Minimal residual disease detection defined as the malignant fraction of the total primitive stem cell compartment offers additional prognostic information in acute myeloid leukaemia.

INTRODUCTION

Immunophenotypic detection of minimal residual disease (MRD) in bone marrow (BM) of acute myeloid leukaemia (AML) patients is of high prognostic relevance. Standard MRD percentage is assessed as a percentage of total white blood cells (WBCs) and is therefore highly dependent on WBC count. Peripheral blood (PB) contains more than five times lower MRD percentages. Therefore, PB in BM aspirates cause dilution of the MRD cells, possibly leading to false-negative results for BM MRD. The latter is avoided when relating the fraction of malignant primitive cells, identified by aberrant marker expression [aberrant primitive cells (aPC)], to the total population of primitive cells.
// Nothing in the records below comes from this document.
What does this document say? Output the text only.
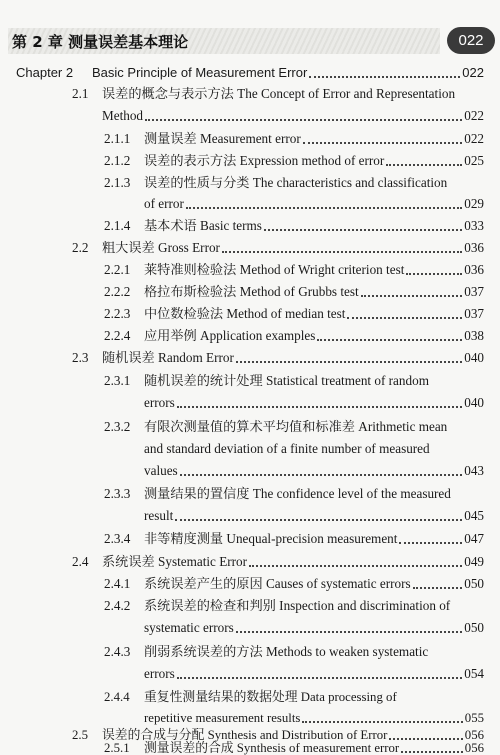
第 2 章 测量误差基本理论	022
Chapter 2	Basic Principle of Measurement Error	022
2.1 误差的概念与表示方法 The Concept of Error and Representation
Method	022
2.1.1	测量误差 Measurement error	022
2.1.2	误差的表示方法 Expression method of error	025
2.1.3 误差的性质与分类 The characteristics and classification
of error	029
2.1.4	基本术语 Basic terms	033
2.2	粗大误差 Gross Error	036
2.2.1	莱特准则检验法 Method of Wright criterion test	036
2.2.2	格拉布斯检验法 Method of Grubbs test	037
2.2.3	中位数检验法 Method of median test	037
2.2.4	应用举例 Application examples	038
2.3	随机误差 Random Error	040
2.3.1 随机误差的统计处理 Statistical treatment of random
errors	040
2.3.2 有限次测量值的算术平均值和标准差 Arithmetic mean
and standard deviation of a finite number of measured
values	043
2.3.3 测量结果的置信度 The confidence level of the measured
result	045
2.3.4	非等精度测量 Unequal-precision measurement	047
2.4	系统误差 Systematic Error	049
2.4.1	系统误差产生的原因 Causes of systematic errors	050
2.4.2 系统误差的检查和判别 Inspection and discrimination of
systematic errors	050
2.4.3 削弱系统误差的方法 Methods to weaken systematic
errors	054
2.4.4 重复性测量结果的数据处理 Data processing of
repetitive measurement results	055
2.5	误差的合成与分配 Synthesis and Distribution of Error	056
2.5.1	测量误差的合成 Synthesis of measurement error	056
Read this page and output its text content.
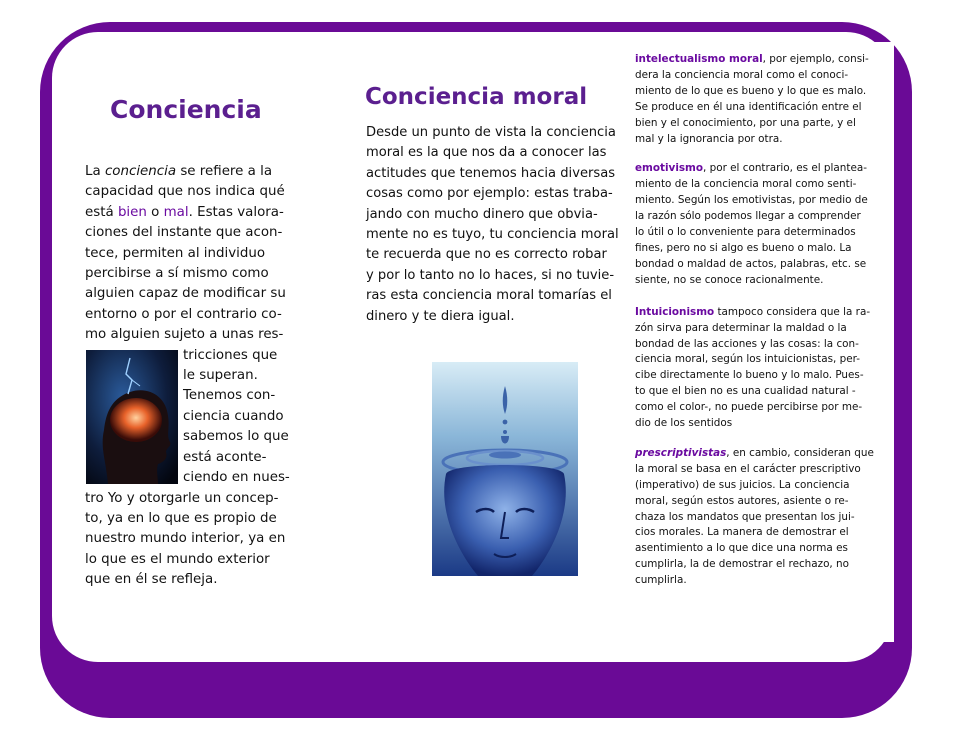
Conciencia
La conciencia se refiere a la
capacidad que nos indica qué
está bien o mal. Estas valora-
ciones del instante que acon-
tece, permiten al individuo
percibirse a sí mismo como
alguien capaz de modificar su
entorno o por el contrario co-
mo alguien sujeto a unas res-
tricciones que
le superan.
Tenemos con-
ciencia cuando
sabemos lo que
está aconte-
ciendo en nues-
tro Yo y otorgarle un concep-
to, ya en lo que es propio de
nuestro mundo interior, ya en
lo que es el mundo exterior
que en él se refleja.
Conciencia moral
Desde un punto de vista la conciencia
moral es la que nos da a conocer las
actitudes que tenemos hacia diversas
cosas como por ejemplo: estas traba-
jando con mucho dinero que obvia-
mente no es tuyo, tu conciencia moral
te recuerda que no es correcto robar
y por lo tanto no lo haces, si no tuvie-
ras esta conciencia moral tomarías el
dinero y te diera igual.
intelectualismo moral, por ejemplo, consi-
dera la conciencia moral como el conoci-
miento de lo que es bueno y lo que es malo.
Se produce en él una identificación entre el
bien y el conocimiento, por una parte, y el
mal y la ignorancia por otra.
emotivismo, por el contrario, es el plantea-
miento de la conciencia moral como senti-
miento. Según los emotivistas, por medio de
la razón sólo podemos llegar a comprender
lo útil o lo conveniente para determinados
fines, pero no si algo es bueno o malo. La
bondad o maldad de actos, palabras, etc. se
siente, no se conoce racionalmente.
Intuicionismo tampoco considera que la ra-
zón sirva para determinar la maldad o la
bondad de las acciones y las cosas: la con-
ciencia moral, según los intuicionistas, per-
cibe directamente lo bueno y lo malo. Pues-
to que el bien no es una cualidad natural -
como el color-, no puede percibirse por me-
dio de los sentidos
prescriptivistas, en cambio, consideran que
la moral se basa en el carácter prescriptivo
(imperativo) de sus juicios. La conciencia
moral, según estos autores, asiente o re-
chaza los mandatos que presentan los jui-
cios morales. La manera de demostrar el
asentimiento a lo que dice una norma es
cumplirla, la de demostrar el rechazo, no
cumplirla.
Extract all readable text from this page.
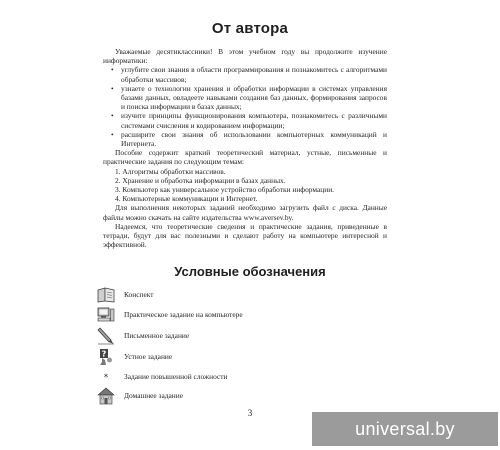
От автора

Уважаемые десятиклассники! В этом учебном году вы продолжите изучение информатики:

• углубите свои знания в области программирования и познакомитесь с алгоритмами обработки массивов;
• узнаете о технологии хранения и обработки информации в системах управления базами данных, овладеете навыками создания баз данных, формирования запросов и поиска информации в базах данных;
• изучите принципы функционирования компьютера, познакомитесь с различными системами счисления и кодированием информации;
• расширите свои знания об использовании компьютерных коммуникаций и Интернета.

Пособие содержит краткий теоретический материал, устные, письменные и практические задания по следующим темам:

1. Алгоритмы обработки массивов.
2. Хранение и обработка информации в базах данных.
3. Компьютер как универсальное устройство обработки информации.
4. Компьютерные коммуникации и Интернет.

Для выполнения некоторых заданий необходимо загрузить файл с диска. Данные файлы можно скачать на сайте издательства www.aversev.by.

Надеемся, что теоретические сведения и практические задания, приведенные в тетради, будут для вас полезными и сделают работу на компьютере интересной и эффективной.

Условные обозначения
Конспект
Практическое задание на компьютере
Письменное задание
? Устное задание
* Задание повышенной сложности
Домашнее задание
3
universal.by
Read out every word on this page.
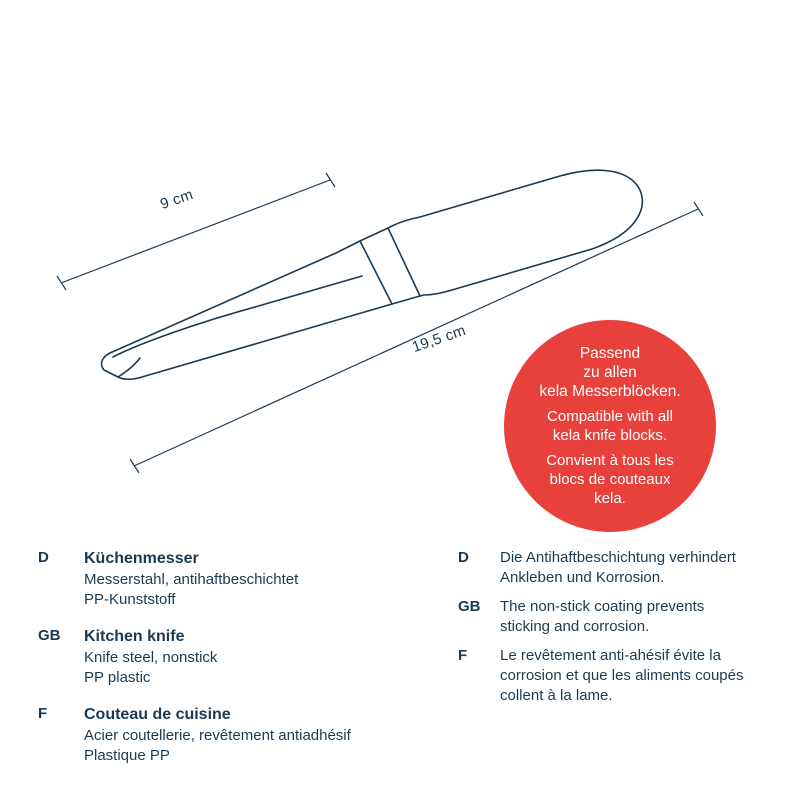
9 cm
19,5 cm	Passend
zu allen
kela Messerblöcken.
Compatible with all
kela knife blocks.
Convient à tous les
blocs de couteaux
kela.
D	Küchenmesser
Messerstahl, antihaftbeschichtet
PP-Kunststoff
GB	Kitchen knife
Knife steel, nonstick
PP plastic
F	Couteau de cuisine
Acier coutellerie, revêtement antiadhésif
Plastique PP
D	Die Antihaftbeschichtung verhindert
Ankleben und Korrosion.
GB	The non-stick coating prevents
sticking and corrosion.
F	Le revêtement anti-ahésif évite la
corrosion et que les aliments coupés
collent à la lame.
Such a fraction may in addition reflect an important biological parameter.

METHODS

As this approach is thus independent of WBC count and the total size of the primitive compartment, we investigated the role of aPC fractions on overall and relapse-free survival (RFS) in 98 patients with AML under the age of 60.

RESULTS

We show that this approach identifies MRD-negative (as defined by % of WBC) but aPC-positive (as defined by % of primitive cells) patients with poor outcome after both first and second induction cycle of chemotherapy.

CONCLUSION

As a result, in cases with a primitive marker present, RFS is best predicted when combining standard MRD percentage with aPC fractions.